Le Programme alimentaire mondial appelle les autorités israéliennes à lever les obstacles à l'entrée de "plus de 170.000 tonnes de denrées alimentaires gérées par le PAM prêtes à être expédiées ou sont déjà en cours d'acheminement via les corridors d'Ashdod, d'Égypte, de Jordanie et de Cisjordanie".

"Cela représente suffisamment de denrées alimentaires de base pour nourrir l'ensemble de la population de Gaza, soit plus de deux millions de personnes, pendant trois mois. Mais pour assurer des livraisons à grande échelle, le PAM a besoin d'une utilisation rapide et efficace de tous les points d'entrée, d'un accès humanitaire sûr et sans entrave, de la remise en état des infrastructures vitales et des installations de stockage, ainsi que de protocoles de dédouanement plus rapides au port d'Ashdod", détaille l'organisation onusienne.

Du matériel médical interdit d'entrée à Gaza

Pour d'autres ONG, la situation est au point mort. "Concernant spécifiquement l'aide humanitaire médicale, nous n'avons constaté aucune amélioration significative", explique à BFMTV Claire San Filippo, responsable des urgences à Gaza pour Médecins sans frontières.
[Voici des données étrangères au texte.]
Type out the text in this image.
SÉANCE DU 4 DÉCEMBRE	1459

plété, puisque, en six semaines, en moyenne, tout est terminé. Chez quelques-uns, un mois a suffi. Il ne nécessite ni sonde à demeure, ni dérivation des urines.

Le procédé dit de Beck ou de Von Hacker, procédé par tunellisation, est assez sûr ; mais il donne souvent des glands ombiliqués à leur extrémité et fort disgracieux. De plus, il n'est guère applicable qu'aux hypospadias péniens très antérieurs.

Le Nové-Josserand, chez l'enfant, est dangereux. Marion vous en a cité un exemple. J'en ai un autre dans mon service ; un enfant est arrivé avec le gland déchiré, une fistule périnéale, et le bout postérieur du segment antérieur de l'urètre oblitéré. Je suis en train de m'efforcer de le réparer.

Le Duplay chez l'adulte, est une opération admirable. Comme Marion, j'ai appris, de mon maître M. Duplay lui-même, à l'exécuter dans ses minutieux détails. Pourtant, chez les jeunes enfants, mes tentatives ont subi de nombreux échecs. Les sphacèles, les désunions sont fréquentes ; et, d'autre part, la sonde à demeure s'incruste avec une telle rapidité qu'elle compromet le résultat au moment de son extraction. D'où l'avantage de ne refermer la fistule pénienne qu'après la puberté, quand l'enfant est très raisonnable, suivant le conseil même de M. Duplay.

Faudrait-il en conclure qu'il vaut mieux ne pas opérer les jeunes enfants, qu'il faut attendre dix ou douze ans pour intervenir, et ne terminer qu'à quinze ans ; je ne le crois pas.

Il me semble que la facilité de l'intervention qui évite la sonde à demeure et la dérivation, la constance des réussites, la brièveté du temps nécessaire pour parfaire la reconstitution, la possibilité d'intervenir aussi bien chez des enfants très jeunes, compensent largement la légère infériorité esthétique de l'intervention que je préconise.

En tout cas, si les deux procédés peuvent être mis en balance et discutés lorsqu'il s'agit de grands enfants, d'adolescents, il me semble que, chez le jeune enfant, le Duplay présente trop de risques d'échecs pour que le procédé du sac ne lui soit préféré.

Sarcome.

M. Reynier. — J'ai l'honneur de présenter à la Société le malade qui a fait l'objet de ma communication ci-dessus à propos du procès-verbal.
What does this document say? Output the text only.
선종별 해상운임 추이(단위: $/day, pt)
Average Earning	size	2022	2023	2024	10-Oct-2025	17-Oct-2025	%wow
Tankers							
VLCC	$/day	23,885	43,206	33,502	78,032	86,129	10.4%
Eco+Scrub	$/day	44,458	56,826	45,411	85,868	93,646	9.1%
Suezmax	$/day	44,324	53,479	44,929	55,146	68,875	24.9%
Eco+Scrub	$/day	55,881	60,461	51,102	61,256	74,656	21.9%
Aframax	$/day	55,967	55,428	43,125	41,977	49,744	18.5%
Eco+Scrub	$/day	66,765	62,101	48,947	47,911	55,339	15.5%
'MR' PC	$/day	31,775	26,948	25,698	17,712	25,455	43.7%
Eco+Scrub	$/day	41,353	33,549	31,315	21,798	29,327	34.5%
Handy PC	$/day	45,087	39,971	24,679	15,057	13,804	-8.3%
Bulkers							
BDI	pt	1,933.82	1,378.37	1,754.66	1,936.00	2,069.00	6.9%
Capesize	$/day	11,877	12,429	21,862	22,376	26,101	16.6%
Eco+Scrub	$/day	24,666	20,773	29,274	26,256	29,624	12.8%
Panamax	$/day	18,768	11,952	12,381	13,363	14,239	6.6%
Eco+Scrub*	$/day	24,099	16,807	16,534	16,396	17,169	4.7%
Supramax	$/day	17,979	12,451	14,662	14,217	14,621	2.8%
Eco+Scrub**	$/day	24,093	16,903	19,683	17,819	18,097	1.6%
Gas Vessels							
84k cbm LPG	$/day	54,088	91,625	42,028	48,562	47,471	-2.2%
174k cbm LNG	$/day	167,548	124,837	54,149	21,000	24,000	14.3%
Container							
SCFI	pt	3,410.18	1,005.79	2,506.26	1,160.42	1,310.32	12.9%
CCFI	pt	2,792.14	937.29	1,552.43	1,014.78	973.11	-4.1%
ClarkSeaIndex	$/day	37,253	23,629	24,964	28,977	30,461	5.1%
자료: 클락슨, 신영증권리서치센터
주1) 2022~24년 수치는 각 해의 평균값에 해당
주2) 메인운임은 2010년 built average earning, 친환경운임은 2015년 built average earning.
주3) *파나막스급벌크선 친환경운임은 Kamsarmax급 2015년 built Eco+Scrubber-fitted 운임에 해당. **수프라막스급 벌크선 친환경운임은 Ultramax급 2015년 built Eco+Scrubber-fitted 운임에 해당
L'ONG française reste à ce stade confrontée "aux mêmes contraintes majeures et systématiques de la part des autorités israéliennes qui nous empêchent d'acheminer le matériel nécessaire à nos activités médicales et sanitaires".
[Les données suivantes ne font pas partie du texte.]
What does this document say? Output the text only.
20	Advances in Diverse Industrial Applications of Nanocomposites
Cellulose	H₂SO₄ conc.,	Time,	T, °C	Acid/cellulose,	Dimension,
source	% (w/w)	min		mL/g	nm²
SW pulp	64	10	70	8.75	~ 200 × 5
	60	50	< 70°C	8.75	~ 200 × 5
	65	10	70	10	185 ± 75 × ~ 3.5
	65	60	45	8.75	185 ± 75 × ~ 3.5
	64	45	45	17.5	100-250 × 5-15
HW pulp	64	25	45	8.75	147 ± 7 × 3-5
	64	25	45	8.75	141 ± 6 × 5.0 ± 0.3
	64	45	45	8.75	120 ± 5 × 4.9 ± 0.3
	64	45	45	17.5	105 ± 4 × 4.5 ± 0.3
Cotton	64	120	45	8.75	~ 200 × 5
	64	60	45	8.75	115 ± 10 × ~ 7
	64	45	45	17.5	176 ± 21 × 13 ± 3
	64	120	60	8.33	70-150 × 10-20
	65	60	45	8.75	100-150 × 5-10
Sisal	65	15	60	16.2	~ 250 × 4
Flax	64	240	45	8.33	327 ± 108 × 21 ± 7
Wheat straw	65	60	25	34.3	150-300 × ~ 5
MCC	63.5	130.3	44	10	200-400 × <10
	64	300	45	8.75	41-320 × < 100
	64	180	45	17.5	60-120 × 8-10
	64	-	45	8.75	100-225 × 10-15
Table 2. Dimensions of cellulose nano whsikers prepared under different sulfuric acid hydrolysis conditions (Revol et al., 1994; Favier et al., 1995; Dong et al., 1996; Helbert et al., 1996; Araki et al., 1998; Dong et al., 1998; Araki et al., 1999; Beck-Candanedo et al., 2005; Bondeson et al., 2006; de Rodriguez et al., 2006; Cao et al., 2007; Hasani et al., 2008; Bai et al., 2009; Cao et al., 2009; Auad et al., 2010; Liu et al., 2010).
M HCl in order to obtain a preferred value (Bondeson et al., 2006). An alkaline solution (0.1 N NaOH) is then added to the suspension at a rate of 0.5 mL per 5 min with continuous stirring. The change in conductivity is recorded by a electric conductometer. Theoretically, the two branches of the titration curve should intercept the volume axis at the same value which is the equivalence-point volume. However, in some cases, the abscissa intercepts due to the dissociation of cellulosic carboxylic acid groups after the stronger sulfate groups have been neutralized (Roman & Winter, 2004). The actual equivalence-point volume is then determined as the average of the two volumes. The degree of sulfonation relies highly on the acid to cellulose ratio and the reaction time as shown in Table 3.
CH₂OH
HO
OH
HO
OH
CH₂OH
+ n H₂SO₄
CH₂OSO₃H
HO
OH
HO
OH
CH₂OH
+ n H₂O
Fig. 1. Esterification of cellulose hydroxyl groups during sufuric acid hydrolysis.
L'humanitaire dénonce un "manque de clarté et de cohérence sur les produits autorisés à entrer à Gaza". L'armée israélienne traque les articles dits "à double usage", estimés dangereux s'ils étaient détournés de leur utilité médicale. "À titre d'exemple, les béquilles ou les panneaux solaires sont à ce jour interdits", illustre Claire San Filippo.

"Une cargaison peut être rejetée en bloc à cause d'un seul article sans que les raisons ne soient communiquées et même si cet article avait été accepté précédemment", poursuit-elle.

Résultat, MSF indique avoir 206 tonnes de matériel en attente de validation ou d'importation dans les différents corridors d'accès à la bande de Gaza.

"Pas la fin de la crise"

Si les bombes ne pleuvent plus sur Gaza, "ce n'est pas la fin de la crise humanitaire", insiste Claire San Filippo de Médecins sans frontières.

"La cinétique des mortalités va baisser du fait de la fin des bombardements mais va continuer de manière exponentielle parce qu'il y a énormément de malnutris, énormément de blessés et que ce n'est pas du jour au lendemain qu'on va pouvoir remettre sur pied un système de santé qui a été complètement détruit", abonde Jean-François Corty, président de Médecins du Monde, auprès de Franceinfo.

Les deux ONG médicales françaises en appellent aux États pour prendre en charge les blessés les plus graves. "Plus de 15.000 personnes, dont un quart sont des enfants, attendent d'être évacuées médicalement en dehors de la bande de Gaza parce que le système de santé ne peut plus répondre à leurs besoins médicaux", indique Claire San Filipo. "Nous savons que plus de 700 patients sont décédés en attendant une évacuation médicale".